Ce dernier, établi à Nazareth, évoque « un climat d’insécurité », résultat de la « violence présente dans la société arabe ». Dans un entretien à Vatican News, il détaillait cette violence : « Il y a beaucoup de tirs, parfois contre des personnes, des extorsions d’argent ou de prêts usuraires qui peuvent mener à des violences physiques. » Des organisations criminelles reconnues ou clandestines alimentent un climat de terreur dans les villes arabes d’Israël, profitant du désengagement de la police dans ces zones. Selon les chiffres de la police israélienne, il y aurait plus de 100 000 armes à feu illégales qui circuleraient dans ces localités.

Mgr Nahra regrette que la recrudescence de la violence à l’encontre des chrétiens ne soit pas réellement considérée par les autorités : « Il n’y a pas de vraie suite judiciaire après ces agressions, le gouvernement israélien actuel laisse ces actes pratiquement impunis. » Bien que niant l’existence d’un « antichristianisme israélien », il confirme « une inquiétude commune des Églises face à la montée de la violence ».

Un gouvernement très à droite

Après les élections de novembre 2022 en Israël, un nouveau gouvernement composé de ministres ultraorthodoxes et d’extrême droite a été formé par Benjamin Netanyahu. Cette alliance politique inquiète les chrétiens. Pour Mgr Nahra, « les extrémistes religieux et politiques sont encouragés à commettre des violences antichrétiennes car ils se sentent protégés par les membres d’extrême droite présents dansle gouvernement ». Et, de fait, les récentes agressions antichrétiennes sont majoritairement le fait de « juifs radicaux » ou de déséquilibrés.

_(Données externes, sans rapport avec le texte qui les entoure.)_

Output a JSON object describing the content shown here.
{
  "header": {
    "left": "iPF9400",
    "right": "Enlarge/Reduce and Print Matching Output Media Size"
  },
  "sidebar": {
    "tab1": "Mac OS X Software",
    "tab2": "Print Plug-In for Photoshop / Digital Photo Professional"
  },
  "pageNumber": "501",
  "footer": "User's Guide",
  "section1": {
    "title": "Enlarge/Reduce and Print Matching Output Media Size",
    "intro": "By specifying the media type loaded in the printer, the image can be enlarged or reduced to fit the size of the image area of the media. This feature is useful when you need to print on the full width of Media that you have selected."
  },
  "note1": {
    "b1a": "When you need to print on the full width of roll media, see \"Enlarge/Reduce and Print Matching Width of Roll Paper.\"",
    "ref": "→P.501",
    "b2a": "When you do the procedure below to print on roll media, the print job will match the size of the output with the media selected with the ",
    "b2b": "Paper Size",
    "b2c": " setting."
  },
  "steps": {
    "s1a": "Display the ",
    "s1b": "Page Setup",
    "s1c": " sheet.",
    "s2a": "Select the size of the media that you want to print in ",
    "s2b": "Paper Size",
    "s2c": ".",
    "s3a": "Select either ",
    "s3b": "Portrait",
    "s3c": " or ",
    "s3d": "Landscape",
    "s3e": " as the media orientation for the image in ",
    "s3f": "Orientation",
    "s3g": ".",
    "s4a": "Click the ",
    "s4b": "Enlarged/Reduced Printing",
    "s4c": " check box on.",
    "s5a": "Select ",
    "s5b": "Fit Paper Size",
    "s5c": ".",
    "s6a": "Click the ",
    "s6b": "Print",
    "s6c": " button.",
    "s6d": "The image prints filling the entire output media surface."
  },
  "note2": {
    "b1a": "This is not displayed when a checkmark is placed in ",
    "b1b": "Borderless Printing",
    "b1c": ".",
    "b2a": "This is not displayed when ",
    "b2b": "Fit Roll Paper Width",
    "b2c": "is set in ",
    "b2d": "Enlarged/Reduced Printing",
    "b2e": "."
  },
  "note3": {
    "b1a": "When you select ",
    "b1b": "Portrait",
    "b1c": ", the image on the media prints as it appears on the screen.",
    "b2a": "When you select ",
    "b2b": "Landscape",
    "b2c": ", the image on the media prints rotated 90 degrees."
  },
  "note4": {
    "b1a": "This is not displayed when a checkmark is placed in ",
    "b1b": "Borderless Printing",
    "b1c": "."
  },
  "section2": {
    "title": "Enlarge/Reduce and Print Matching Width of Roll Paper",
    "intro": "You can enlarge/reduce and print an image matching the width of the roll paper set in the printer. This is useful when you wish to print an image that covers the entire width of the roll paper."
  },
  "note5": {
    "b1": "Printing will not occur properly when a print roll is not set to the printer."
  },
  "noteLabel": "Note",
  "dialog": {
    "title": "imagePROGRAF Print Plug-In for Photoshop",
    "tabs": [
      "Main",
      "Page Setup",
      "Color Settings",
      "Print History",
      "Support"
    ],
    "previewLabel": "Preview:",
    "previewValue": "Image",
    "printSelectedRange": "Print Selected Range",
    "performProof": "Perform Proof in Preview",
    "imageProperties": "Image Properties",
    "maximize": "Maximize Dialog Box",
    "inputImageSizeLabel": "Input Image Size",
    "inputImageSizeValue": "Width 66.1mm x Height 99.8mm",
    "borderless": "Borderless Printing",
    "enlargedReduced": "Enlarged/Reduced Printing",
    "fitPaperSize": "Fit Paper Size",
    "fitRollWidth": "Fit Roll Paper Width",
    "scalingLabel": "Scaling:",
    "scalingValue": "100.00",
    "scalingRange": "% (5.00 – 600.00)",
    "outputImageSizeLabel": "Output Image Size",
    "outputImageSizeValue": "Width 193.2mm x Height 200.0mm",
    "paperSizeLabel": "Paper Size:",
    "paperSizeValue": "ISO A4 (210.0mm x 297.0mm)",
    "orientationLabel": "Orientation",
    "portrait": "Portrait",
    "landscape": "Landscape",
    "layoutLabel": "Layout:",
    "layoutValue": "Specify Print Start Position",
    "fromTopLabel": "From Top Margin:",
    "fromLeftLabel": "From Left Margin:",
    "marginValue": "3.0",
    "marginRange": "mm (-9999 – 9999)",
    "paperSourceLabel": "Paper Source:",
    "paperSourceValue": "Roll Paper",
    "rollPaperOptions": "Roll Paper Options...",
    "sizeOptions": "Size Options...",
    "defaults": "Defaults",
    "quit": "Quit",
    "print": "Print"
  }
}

Il n’est pas le seul à faire ce constat. Le père Nikodemus Schnabel, vicaire patriarcal pour les migrants a affirmé sur Twitter que « le discours de haine contre les chrétiens, ici, en Terre sainte porte ses fruits ». Il réagissait à l’attaque du dimanche 19 mars visant l’église du Sépulcre de la Vierge Marie à Jérusalem pendant la messe.

Dans un communiqué, l’Église grecque-orthodoxe de Jérusalem a déploré le fait que « les attaques terroristes, par des groupes israéliens radicaux, visant des églises, des cimetières et des propriétés chrétiennes, en plus des violences physiques et verbales contre le clergé chrétien, (soient) devenues presque un événement quotidien qui augmente évidemment en intensité pendant les fêtes chrétiennes ».

« Cette situation lamentable n’a suscité aucune réaction appropriée, localement ou internationalement, malgré les appels, les demandes et les protestations des Églises de Terre sainte », souligne également le Patriarcat grec-orthodoxe.

La réforme de la justice qui entend limiter les prérogatives de la Cour suprême augmente encore l’inquiétude. Pour Mgr Nahra, évêque auxiliaire du Patriarcat latin de Jérusalem, cette réforme pourrait donner au gouvernement la possibilité d’annuler des lois existantes qui protègent les droits des groupes minoritaires, dont les chrétiens.